On the one hand, it all seemed so safe. Husband, wage-earner, father—right on down the line, all the duties and offices laid out for him. From home to college to a wife, no chances taken. Without much effort, he could recall from his past more than a few risks he had worked a little hard at avoiding. Even recently with his parents: he knocked against the walls of their house in December, hoping that somehow by May they would find a way to prevent the roof from falling in. He wanted to remain the good son. Even to himself he seemed to be working strenuously at being upright.

Otherwise he would tell them to go to hell. Run off, marry the girl and leave them to drip tears till their eyes fell out. It was what Asher would have done, he thought. And because he saw it as being a choice that Asher might have made, it too caused him discomfort. If marrying Libby was taking no risks, it was also taking every risk.

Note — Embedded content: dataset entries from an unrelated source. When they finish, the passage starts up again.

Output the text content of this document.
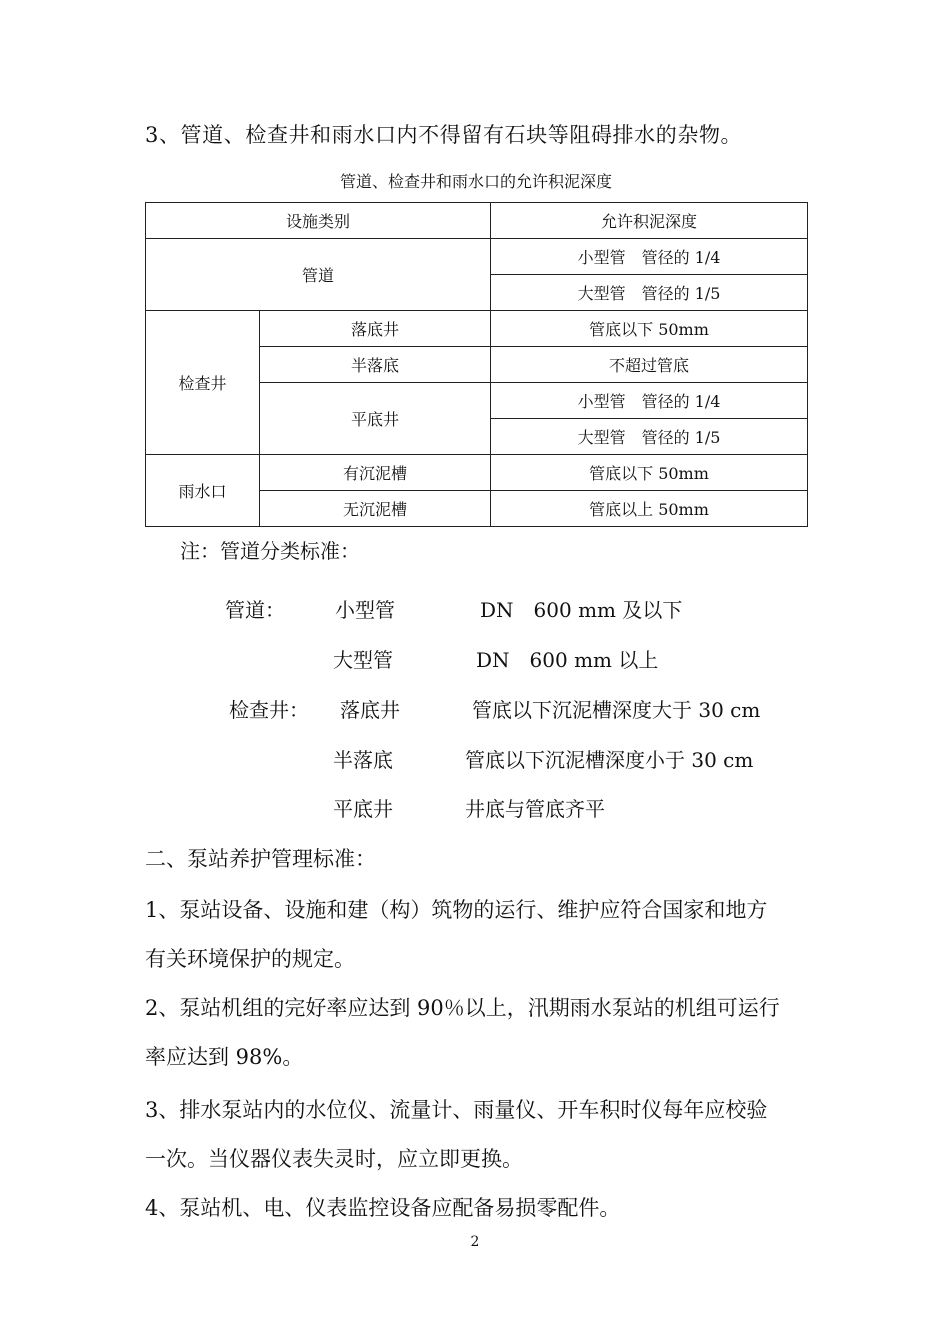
3、管道、检查井和雨水口内不得留有石块等阻碍排水的杂物。
管道、检查井和雨水口的允许积泥深度
设施类别		允许积泥深度
管道		小型管　管径的 1/4
		大型管　管径的 1/5
检查井	落底井	管底以下 50mm
	半落底	不超过管底
	平底井	小型管　管径的 1/4
		大型管　管径的 1/5
雨水口	有沉泥槽	管底以下 50mm
	无沉泥槽	管底以上 50mm
注：管道分类标准：
管道：	小型管	DN　600 mm 及以下
大型管	DN　600 mm 以上
检查井： 落底井	管底以下沉泥槽深度大于 30 cm
半落底	管底以下沉泥槽深度小于 30 cm
平底井	井底与管底齐平
二、泵站养护管理标准：
1、泵站设备、设施和建（构）筑物的运行、维护应符合国家和地方
有关环境保护的规定。
2、泵站机组的完好率应达到 90％以上，汛期雨水泵站的机组可运行
率应达到 98%。
3、排水泵站内的水位仪、流量计、雨量仪、开车积时仪每年应校验
一次。当仪器仪表失灵时，应立即更换。
4、泵站机、电、仪表监控设备应配备易损零配件。
2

Asher’s life had unnerved him deeply; with a little twisting and turning he could think of it as his own. Way down, he had begun to bend an ear toward his parents’ objections. He was no longer so sure that he was seeing Libby as clearly as his uncle saw Patricia Ann, at least as he saw her in paint, if not in life. He did not know that he
wanted
to see that clearly. He only knew that he did not want merely to stick it right up in Libby; he wanted to love her.

Feeling something less than a daredevil, he listened to Uncle Jerry on the other end comforting him. “Paul, good luck then. I think that’s the only proper thing for any of us to say.”

“Thank you.”

“Tell Libby good luck too.” Jerry pronounced her name easily, and Paul knew they would like each other right off. “When will you be married?”

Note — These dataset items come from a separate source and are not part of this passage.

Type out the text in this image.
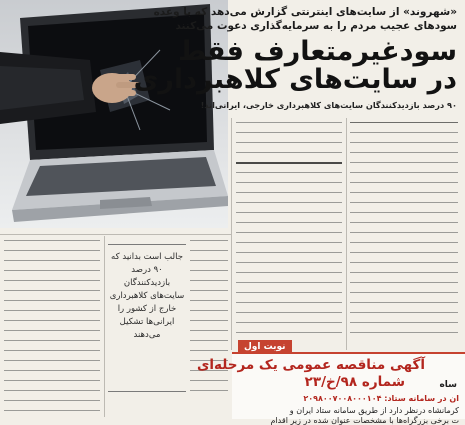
«شهروند» از سایت‌های اینترنتی گزارش می‌دهد که با وعده
سودهای عجیب مردم را به سرمایه‌گذاری دعوت می‌کنند
سودغیرمتعارف فقط
در سایت‌های کلاهبرداری
۹۰ درصد بازدیدکنندگان سایت‌های کلاهبرداری خارجی، ایرانی‌اند!
جالب است بدانید که ۹۰ درصد بازدیدکنندگان سایت‌های کلاهبرداری خارج از کشور را ایرانی‌ها تشکیل می‌دهند
نوبت اول
آگهی مناقصه عمومی یک مرحله‌ای
شماره ۹۸/خ/۲۳	ساه
ان در سامانه ستاد: ۲۰۹۸۰۰۷۰۰۸۰۰۰۱۰۴
کرمانشاه درنظر دارد از طریق سامانه ستاد ایران و
ت برخی بزرگراه‌ها با مشخصات عنوان شده در زیر اقدام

“Not till May. Around graduation.”

“Will I get to see you before you go back? I’d like to take you to dinner. I’ll invite Claire and her husband. She’d love to see you.”

“That’s very kind, Jerry. I’ll call Libby. I think tomorrow night, if you could, would be best for us. We were going to meet with news from both fronts.”

“How is she bearing up?”

“Fine,” Paul said, lying, as if he had to spare that two-time loser from any further knowledge of the hardships of loving.

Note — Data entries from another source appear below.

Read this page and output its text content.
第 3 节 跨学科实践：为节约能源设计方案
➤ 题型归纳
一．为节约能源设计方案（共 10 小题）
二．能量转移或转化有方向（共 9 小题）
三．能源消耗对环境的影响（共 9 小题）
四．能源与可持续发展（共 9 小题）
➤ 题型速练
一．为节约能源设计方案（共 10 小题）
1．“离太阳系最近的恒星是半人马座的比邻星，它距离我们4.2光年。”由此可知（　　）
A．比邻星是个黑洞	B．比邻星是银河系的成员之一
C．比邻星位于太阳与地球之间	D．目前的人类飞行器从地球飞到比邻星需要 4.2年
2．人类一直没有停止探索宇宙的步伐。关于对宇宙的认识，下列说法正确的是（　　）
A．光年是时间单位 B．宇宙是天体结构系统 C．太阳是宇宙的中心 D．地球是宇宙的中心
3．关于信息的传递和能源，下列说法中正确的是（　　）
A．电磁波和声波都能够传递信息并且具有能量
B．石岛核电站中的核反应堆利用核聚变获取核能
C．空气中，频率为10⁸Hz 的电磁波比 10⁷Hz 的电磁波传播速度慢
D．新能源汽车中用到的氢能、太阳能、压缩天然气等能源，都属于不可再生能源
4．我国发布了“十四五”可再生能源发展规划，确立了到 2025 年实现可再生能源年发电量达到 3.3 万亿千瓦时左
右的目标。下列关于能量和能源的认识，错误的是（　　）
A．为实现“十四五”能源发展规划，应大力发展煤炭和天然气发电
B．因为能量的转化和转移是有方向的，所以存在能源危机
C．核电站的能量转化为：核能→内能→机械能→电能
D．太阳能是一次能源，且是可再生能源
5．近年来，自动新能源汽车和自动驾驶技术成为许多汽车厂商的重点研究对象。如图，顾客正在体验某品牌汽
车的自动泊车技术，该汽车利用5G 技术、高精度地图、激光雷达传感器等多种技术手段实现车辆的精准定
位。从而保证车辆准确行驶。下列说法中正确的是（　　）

“I know I’ve got character in my face, but won’t someone say I’m pretty?” Well, on the steps of the Plaza, with all that swank hurrying by, she had her wish. Character had been bled from her for the evening, and in its place was prettiness. She had made up her eyes heavily, and managed even to reduce the proud leap of her nose—its sailing proportions were lost beneath the great mast of her black hair, which was piled atop her head, revealing a slender boyish back of the head. The doorman bowed and opened the door for both the lady and her escort, who even in dark suit and tie made a slightly seedy appearance—seedy perhaps only by comparison to the glitter and chic of the slender girl beside him.